Ekonomi yönetiminin yeniden şekillenip şekillenmeyeceğinin belirsiz olduğunu söyleyen İzmir Ekonomi Üniversitesi İşletme Fakültesi Dekan Yardımcısı Prof. Dr. Hakan Yetkiner, iki seçim arasında yaşanacak siyasi ve dış gelişmeler sebebiyle ekonominin bıçak sırtında olacağını kaydetti. Türkiye ekonomisinin dayanıklılık denemesinden geçtiğini ifade eden Yetkiner, cumhurbaşkanı seçimiyle ilgili belirsizliğin kimin cumhurbaşkanı olacağından çok, ondan sonra kimin başbakan olacağı ve Kabine'nin nasıl şekilleneceğine yönelik olduğunu söyledi. 2015 Haziran ayında yapılması planlanan genel seçimin de ciddi siyasi belirsizlik taşıdığını savunarak, “Eğer Başbakan Erdoğan cumhurbaşkanı seçilirse onun yerine geçecek başbakanın ve hükümetin, iktidar partisini ne kadar başarıyla 2015 genel seçimine taşıyacağı, şu anda piyasanın yanıtını hiçbir şekilde bilmediği bir sorudur. Son on yılda toplumun daha çok inanmaya başladığı ‘güçlü lider, güçlü ekonomi’ argümanının yeni başbakan tarafından sürdürülüp sürdürülemeyeceği şu anda tamamen belirsizdir.” dedi.
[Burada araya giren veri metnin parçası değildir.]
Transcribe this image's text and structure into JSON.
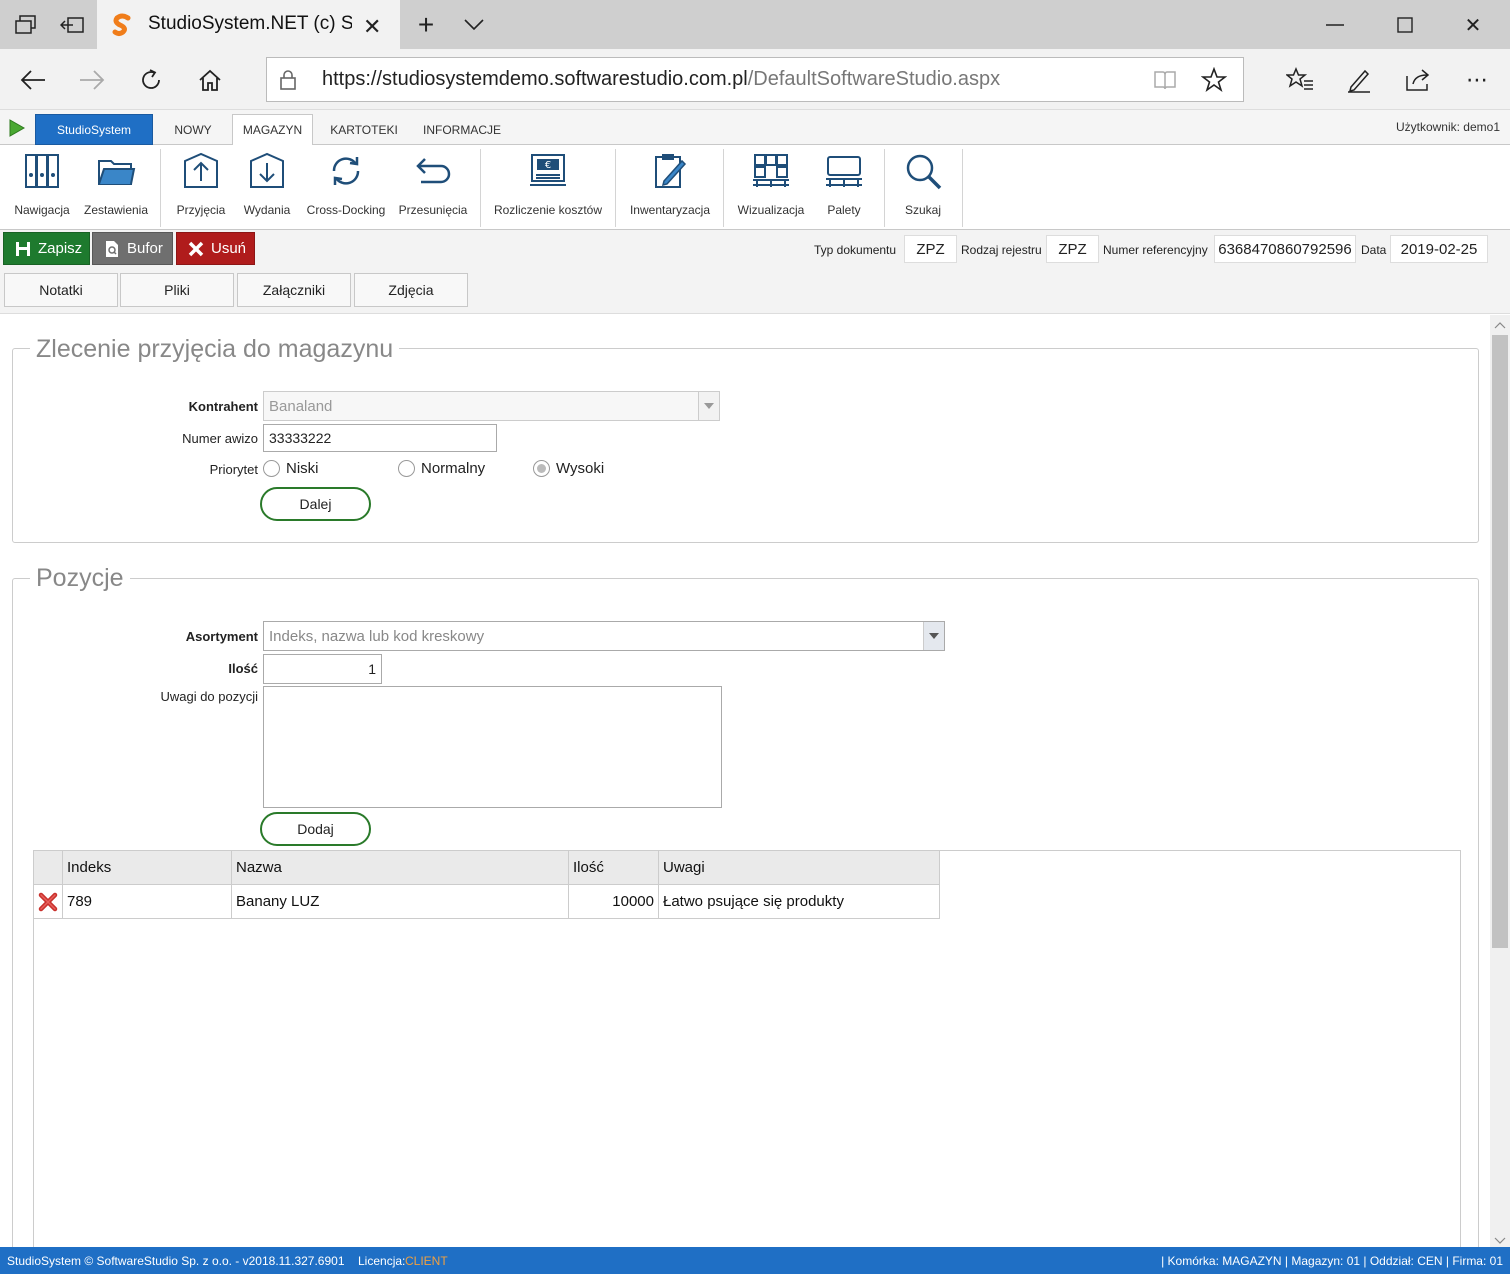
{
  "browser": {
    "tab_title": "StudioSystem.NET (c) So",
    "url_host": "https://studiosystemdemo.softwarestudio.com.pl",
    "url_path": "/DefaultSoftwareStudio.aspx"
  },
  "ribbon_tabs": {
    "app": "StudioSystem",
    "items": [
      "NOWY",
      "MAGAZYN",
      "KARTOTEKI",
      "INFORMACJE"
    ],
    "user": "Użytkownik: demo1"
  },
  "ribbon": {
    "buttons": [
      "Nawigacja",
      "Zestawienia",
      "Przyjęcia",
      "Wydania",
      "Cross-Docking",
      "Przesunięcia",
      "Rozliczenie kosztów",
      "Inwentaryzacja",
      "Wizualizacja",
      "Palety",
      "Szukaj"
    ]
  },
  "toolbar": {
    "save": "Zapisz",
    "buffer": "Bufor",
    "delete": "Usuń",
    "doc_type_label": "Typ dokumentu",
    "doc_type": "ZPZ",
    "reg_type_label": "Rodzaj rejestru",
    "reg_type": "ZPZ",
    "ref_label": "Numer referencyjny",
    "ref_number": "6368470860792596",
    "date_label": "Data",
    "date": "2019-02-25",
    "subtabs": [
      "Notatki",
      "Pliki",
      "Załączniki",
      "Zdjęcia"
    ]
  },
  "order": {
    "legend": "Zlecenie przyjęcia do magazynu",
    "contractor_label": "Kontrahent",
    "contractor_value": "Banaland",
    "notice_label": "Numer awizo",
    "notice_value": "33333222",
    "priority_label": "Priorytet",
    "priority_options": [
      "Niski",
      "Normalny",
      "Wysoki"
    ],
    "priority_selected": "Wysoki",
    "next_button": "Dalej"
  },
  "positions": {
    "legend": "Pozycje",
    "assortment_label": "Asortyment",
    "assortment_placeholder": "Indeks, nazwa lub kod kreskowy",
    "qty_label": "Ilość",
    "qty_value": "1",
    "notes_label": "Uwagi do pozycji",
    "add_button": "Dodaj",
    "columns": [
      "Indeks",
      "Nazwa",
      "Ilość",
      "Uwagi"
    ],
    "rows": [
      {
        "index": "789",
        "name": "Banany LUZ",
        "qty": "10000",
        "notes": "Łatwo psujące się produkty"
      }
    ]
  },
  "status": {
    "left": "StudioSystem © SoftwareStudio Sp. z o.o. - v2018.11.327.6901",
    "license_label": "Licencja:",
    "license_value": "CLIENT",
    "right": "| Komórka: MAGAZYN | Magazyn: 01 | Oddział: CEN | Firma: 01"
  },
  "colors": {
    "brand_blue": "#1f6fc5",
    "save_green": "#1e7a2e",
    "buffer_gray": "#6f6f6f",
    "delete_red": "#b01c1c",
    "license_orange": "#f0a040"
  }
}
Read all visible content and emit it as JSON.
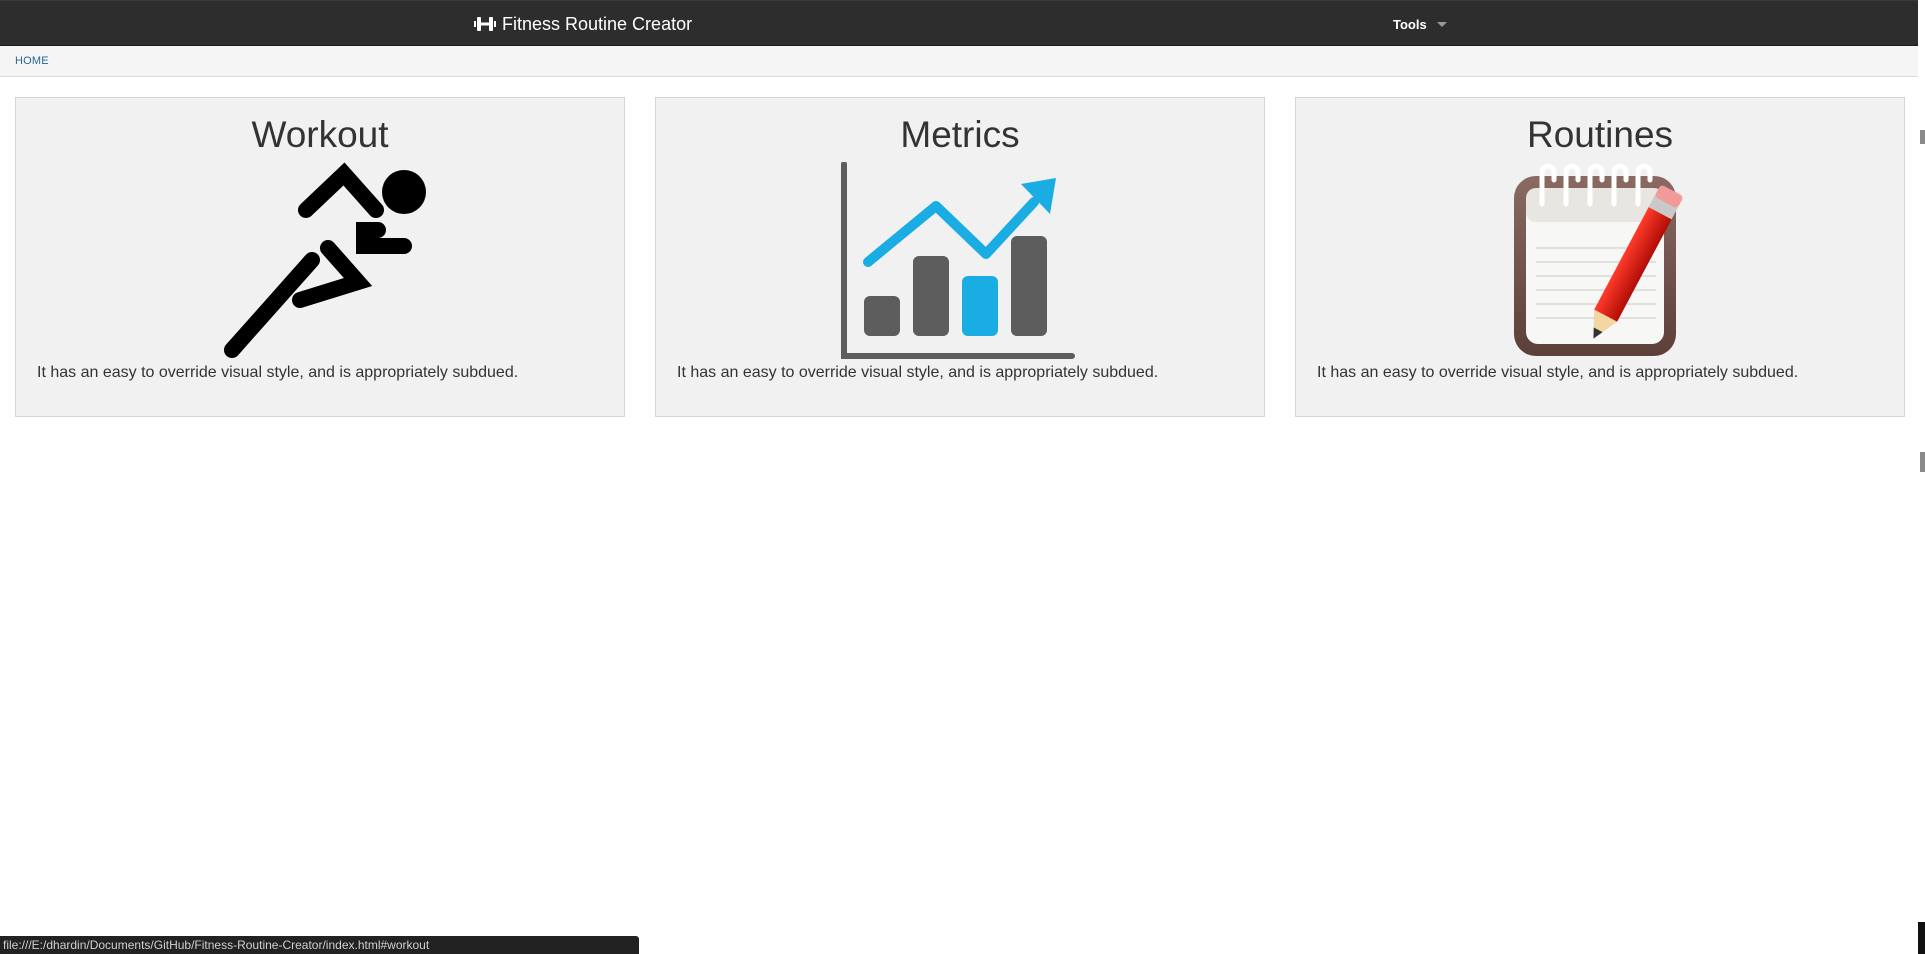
{
  "app": {
    "title": "Fitness Routine Creator",
    "brand_icon": "dumbbell-icon"
  },
  "nav": {
    "tools_label": "Tools"
  },
  "breadcrumb": {
    "home": "HOME"
  },
  "cards": [
    {
      "title": "Workout",
      "icon": "runner-icon",
      "text": "It has an easy to override visual style, and is appropriately subdued."
    },
    {
      "title": "Metrics",
      "icon": "growth-chart-icon",
      "text": "It has an easy to override visual style, and is appropriately subdued."
    },
    {
      "title": "Routines",
      "icon": "notepad-pencil-icon",
      "text": "It has an easy to override visual style, and is appropriately subdued."
    }
  ],
  "status": {
    "url": "file:///E:/dhardin/Documents/GitHub/Fitness-Routine-Creator/index.html#workout"
  },
  "colors": {
    "navbar": "#2d2d2d",
    "accent": "#1aade3",
    "card_bg": "#f1f1f1",
    "link": "#2a6496"
  }
}
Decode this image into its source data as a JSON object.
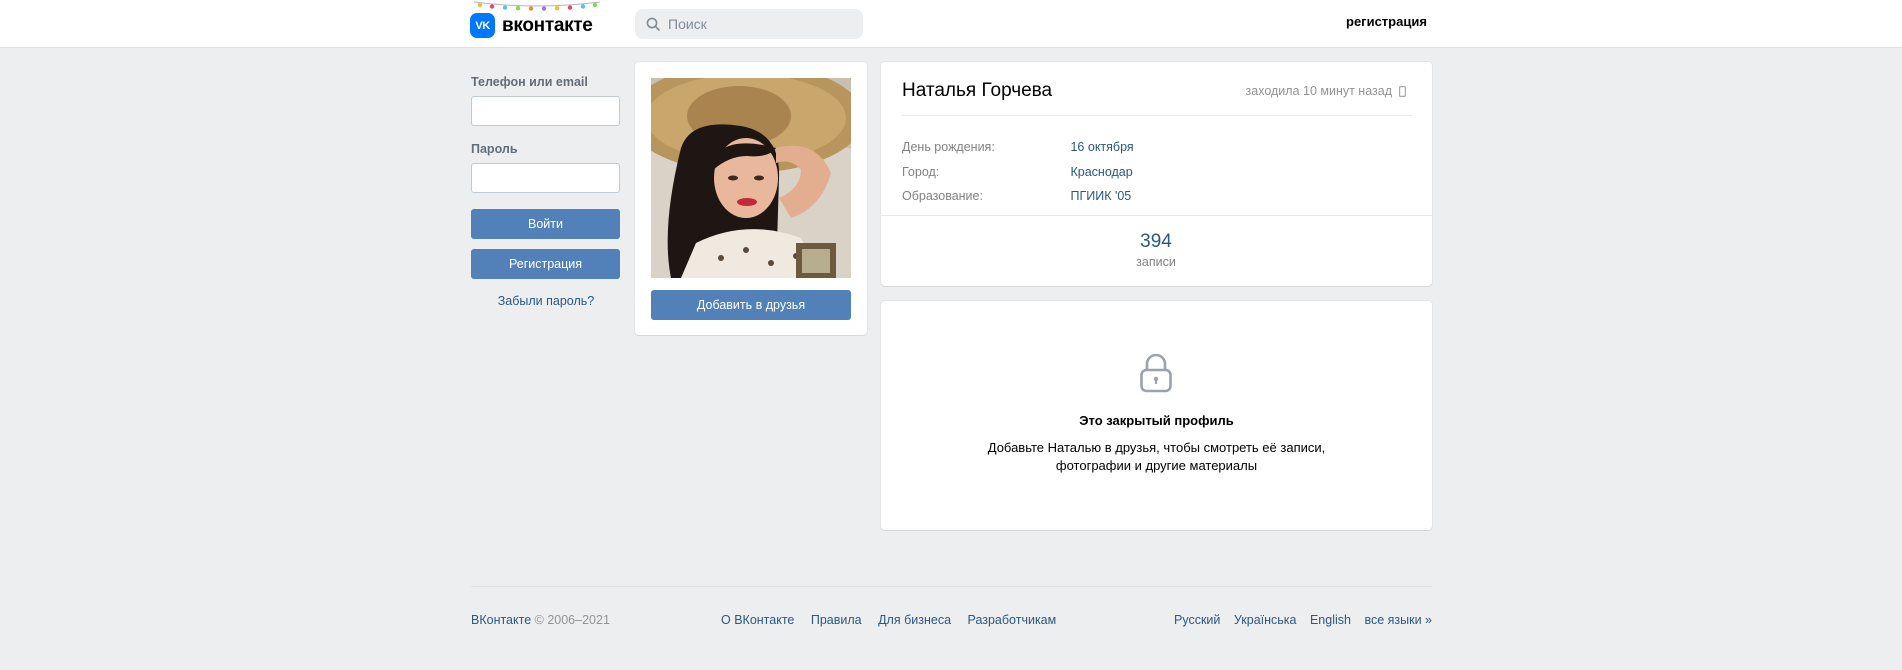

'İKİ SEÇİM ARASINDA DÜĞÜN OLMAZ'

Türkiye ekonomisinin, kronik cari açık problemi sebebiyle ABD para politikasındaki değişikliklere karşı çok hassas olduğuna da değinen Prof. Dr. Yetkiner, şunları kaydetti: “ABD, 2008’den beri uygulamak zorunda kaldığı genişlemeci para politikasından adım adım çıkmaktadır. Bunun bir sonucu olarak ABD’de faiz oranları eninde sonunda artacak, bu da cari açık sebebiyle yurtdışı tasarruflara büyük ihtiyaç duyan Türkiye gibi ülkelerin daha pahalıya borçlanmasını beraberinde getirecektir. Bu gelişmelere paralel olarak, ucuz döviz dönemi de sona erecektir. Elbette ABD’de faizlerin ne zaman artmaya başlayacağını kimse bilemez. Aynı şekilde Merkez Bankası’nın bu gelişme karşısında nasıl bir politika geliştireceğini şu anda söylemek mümkün değildir ancak kesin olan bir şey var ki iki seçim arasında, siyasi ve dış âlemdeki gelişmeler nedeniyle Türkiye ekonomisi hep bıçak sırtında olacaktır. Ağustos 2014 cumhurbaşkanı ve Haziran 2015 genel seçimlerinin yarattığı siyasi belirsizlik ve dış âlemde olması muhtemel yapısal değişiklikler nedeniyle Türkiye ekonomisinin yüksek performans göstermesi beklenmemelidir. İki seçim arasında düğün olmaz.”

'EKONOMİK BÜYÜME DÜŞÜK OLACAK'

Türkiye ekonomisinin ekonomik büyüme hızının, iki seçim dönemi arasında geçen yıllara oranla düşük olacağını söyleyen Hakan Yetkiner, tüketim harcamalarında da belirgin bir artış beklenmediğini ifade etti: “2014 başında kredi kartı piyasasına getirilen kısıtlamaların, tüketim artışı üzerindeki etkisinin sınırlı kalmış olduğu gözükmektedir. Yüksek tüketim oranı, kısa vadede ekonomi için faydalı bile olsa uzun vadede Türkiye ekonomisi üzerinde büyük bir risktir, çünkü bu yüksek tüketim, tasarruflar kısılarak yapılmaktadır. Özellikle risk sevmeyen yatırımcılar, yatırım kararlarını beklemeye alacaklardır. Bu dönemde kamu harcamalarının artması beklenmelidir. Bu artış, özel yatırımlardaki azalmanın yaratacağı olumsuz etkiyi azaltacaktır. İşsizlik oranının yüzde 9 ile 10 arasında salınması beklenmelidir.”